Mizuno, Takeya.  » La liberté de la presse dans la langue de l’ennemi : Le contrôle gouvernemental des journaux en langue japonaise dans les camps nippo-américains pendant la Seconde Guerre mondiale. » Journalism and Mass Communication Quarterly 93 (mars 2016) : 204-228.

Moss, Dori Felice.  » Étrangers sur leur propre terre : Une histoire culturelle des camps d’internement des Américains japonais en Arkansas, 1942-1945. » Thèse de maîtrise, Georgia State University, 2007.

Rohwer Japanese American Relocation Center. http://rohwer.astate.edu/ (consulté le 15 mars 2018).

Sanders, Kimberly McDaniel, ed. L’art de vivre : Les œuvres d’art de l’incarcération des Américains japonais dans la collection du CALS Butler Center for Arkansas Studies. Little Rock : Butler Center Books, 2019.

Schiffer, Vivienne. « Legacies & Déjeuner : Camp Nine ». 5 octobre 2011. Système de bibliothèques de l’Arkansas central, Little Rock, Arkansas. Audio en ligne sur le site Butler Center AV/AR Audio Video Collection : Vivienne Schiffer Lecture (consulté le 15 mars 2018).

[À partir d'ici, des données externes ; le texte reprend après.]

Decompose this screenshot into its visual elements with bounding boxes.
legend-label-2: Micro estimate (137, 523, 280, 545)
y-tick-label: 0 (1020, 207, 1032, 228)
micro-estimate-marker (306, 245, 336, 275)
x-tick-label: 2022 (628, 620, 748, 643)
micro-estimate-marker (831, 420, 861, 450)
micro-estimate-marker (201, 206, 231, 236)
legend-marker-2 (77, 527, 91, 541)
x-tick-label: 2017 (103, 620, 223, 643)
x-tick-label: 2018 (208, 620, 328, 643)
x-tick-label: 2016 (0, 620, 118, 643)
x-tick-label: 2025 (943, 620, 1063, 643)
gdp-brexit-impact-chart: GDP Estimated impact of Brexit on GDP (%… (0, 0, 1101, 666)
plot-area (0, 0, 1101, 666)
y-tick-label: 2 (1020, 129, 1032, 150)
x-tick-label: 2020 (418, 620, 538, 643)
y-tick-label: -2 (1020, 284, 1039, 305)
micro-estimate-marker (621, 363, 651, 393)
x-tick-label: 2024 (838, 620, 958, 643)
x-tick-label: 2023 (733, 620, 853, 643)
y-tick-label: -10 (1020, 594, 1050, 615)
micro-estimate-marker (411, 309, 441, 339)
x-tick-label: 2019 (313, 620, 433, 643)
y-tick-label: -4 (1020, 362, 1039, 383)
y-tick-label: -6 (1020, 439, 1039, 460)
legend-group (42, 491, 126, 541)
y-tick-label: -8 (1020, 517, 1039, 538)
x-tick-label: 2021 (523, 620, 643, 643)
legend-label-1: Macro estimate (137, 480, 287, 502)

Smith, C. Calvin. « La réponse de l’Arkansas aux prisonniers de guerre et aux Américains japonais en Arkansas, 1942-1945 ». Arkansas Historical Quarterly 53 (automne 1994) : 340-364.

Time of Fear. VHS, DVD. PBS Home Video, 2004.

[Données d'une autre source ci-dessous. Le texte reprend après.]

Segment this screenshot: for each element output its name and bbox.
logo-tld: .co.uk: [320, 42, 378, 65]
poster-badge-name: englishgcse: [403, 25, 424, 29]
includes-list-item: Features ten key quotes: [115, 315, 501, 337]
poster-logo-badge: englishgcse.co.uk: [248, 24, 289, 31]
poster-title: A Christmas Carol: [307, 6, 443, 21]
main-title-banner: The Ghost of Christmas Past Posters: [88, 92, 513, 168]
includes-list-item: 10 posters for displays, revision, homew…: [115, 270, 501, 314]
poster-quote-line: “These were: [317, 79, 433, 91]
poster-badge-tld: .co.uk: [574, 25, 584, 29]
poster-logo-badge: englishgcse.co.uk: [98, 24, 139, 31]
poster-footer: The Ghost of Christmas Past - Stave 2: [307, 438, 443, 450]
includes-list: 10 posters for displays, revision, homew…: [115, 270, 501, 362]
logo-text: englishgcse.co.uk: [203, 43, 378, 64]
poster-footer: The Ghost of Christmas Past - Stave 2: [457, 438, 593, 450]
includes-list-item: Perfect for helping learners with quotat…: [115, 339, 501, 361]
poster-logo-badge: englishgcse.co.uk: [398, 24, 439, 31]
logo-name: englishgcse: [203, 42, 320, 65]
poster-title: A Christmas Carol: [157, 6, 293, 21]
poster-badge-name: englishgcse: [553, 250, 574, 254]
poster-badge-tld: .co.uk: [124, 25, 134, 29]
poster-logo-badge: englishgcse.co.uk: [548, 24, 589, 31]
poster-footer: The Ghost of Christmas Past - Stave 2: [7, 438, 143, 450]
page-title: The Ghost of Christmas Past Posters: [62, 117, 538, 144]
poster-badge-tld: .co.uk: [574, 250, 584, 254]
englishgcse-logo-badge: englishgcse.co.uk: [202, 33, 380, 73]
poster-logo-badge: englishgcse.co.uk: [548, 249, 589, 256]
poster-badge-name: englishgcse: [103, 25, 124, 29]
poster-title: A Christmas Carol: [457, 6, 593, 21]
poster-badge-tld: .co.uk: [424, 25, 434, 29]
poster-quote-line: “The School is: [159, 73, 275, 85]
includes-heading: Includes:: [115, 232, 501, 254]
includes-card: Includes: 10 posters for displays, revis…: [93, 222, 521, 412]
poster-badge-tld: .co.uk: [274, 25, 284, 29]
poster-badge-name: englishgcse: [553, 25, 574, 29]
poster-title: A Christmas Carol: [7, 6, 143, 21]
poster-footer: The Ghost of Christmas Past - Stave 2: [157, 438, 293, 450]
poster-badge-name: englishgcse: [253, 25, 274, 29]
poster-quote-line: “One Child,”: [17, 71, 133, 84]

Twyford, Holly Feltman. « Nisei en Arkansas : Le sort des jeunes Américains japonais dans les camps d’internement de l’Arkansas pendant la Seconde Guerre mondiale. » Thèse de maîtrise, Université de l’Arkansas, 1993.

Ward, Jason Morgan.  » ‘No Jap Crow’ : Japanese Americans Encounter the World War II South ». Journal of Southern History 73 (février 2007) : 75-104.

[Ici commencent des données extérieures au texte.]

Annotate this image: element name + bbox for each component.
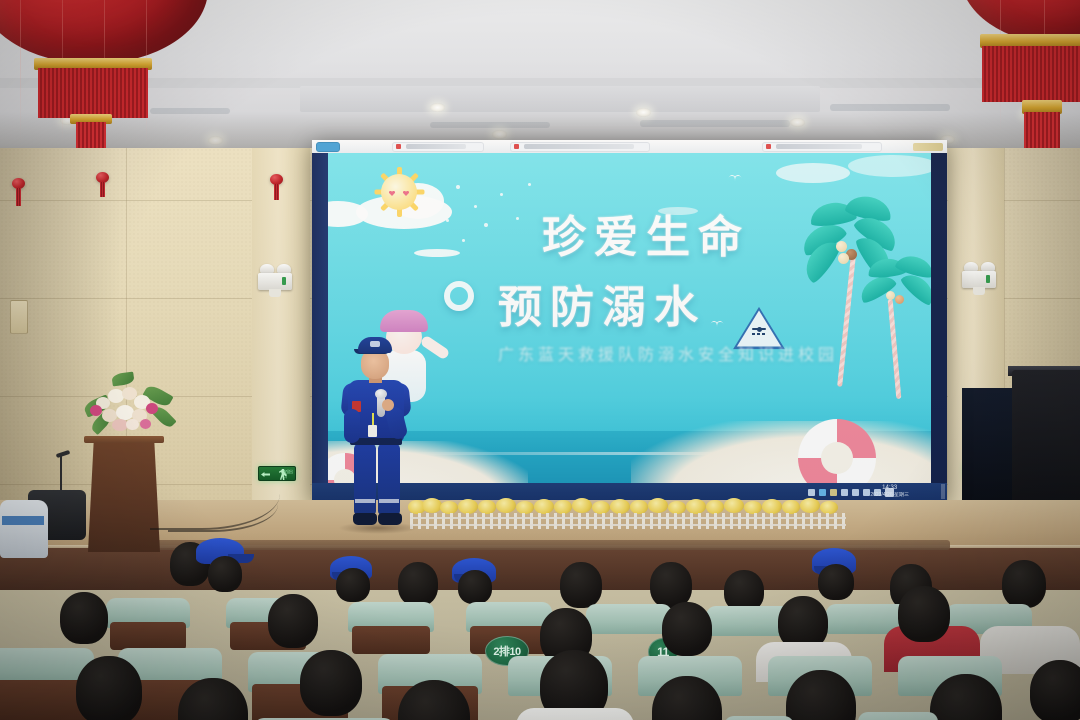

Welky, Ali, ed. A Captive Audience : Voix des jeunes Américains japonais dans l’Arkansas de la Seconde Guerre mondiale. Little Rock : Butler Center Books, 2015.

Musée de l’internement des Américains japonais pendant la Seconde Guerre mondiale. McGehee, Arkansas. http://rohwer.astate.edu/planifiez votre visite/musée/ (consulté le 15 mars 2018).

Yahata, Craig, et Robert Horsting, directeurs. Citizen Tanouye. DVD. Hashi Pictures, 2005. http://www.citizentanouye.com/ (consulté le 15 mars 2018).

Ziegler, Jan Fielder.  » Listening to ‘Miss Jamison’ : Lessons from the Schoolhouse at a Japanese Internment Camp, Rohwer Relocation Center ». Arkansas Review : A Journal of Delta Studies 33 (août 2002) : 137-146.

—. La scolarisation des enfants américano-japonais dans les centres de relocalisation pendant la Seconde Guerre mondiale : Miss Mabel Jamison et son enseignement de l’art à Rohwer, Arkansas. Lewiston, NY : The Mellen Press, 2005.

Russell E. Bearden
White Hall, Arkansas

Dernière mise à jour : 06/27/2018

Laisser un commentaire

Votre adresse e-mail ne sera pas publiée.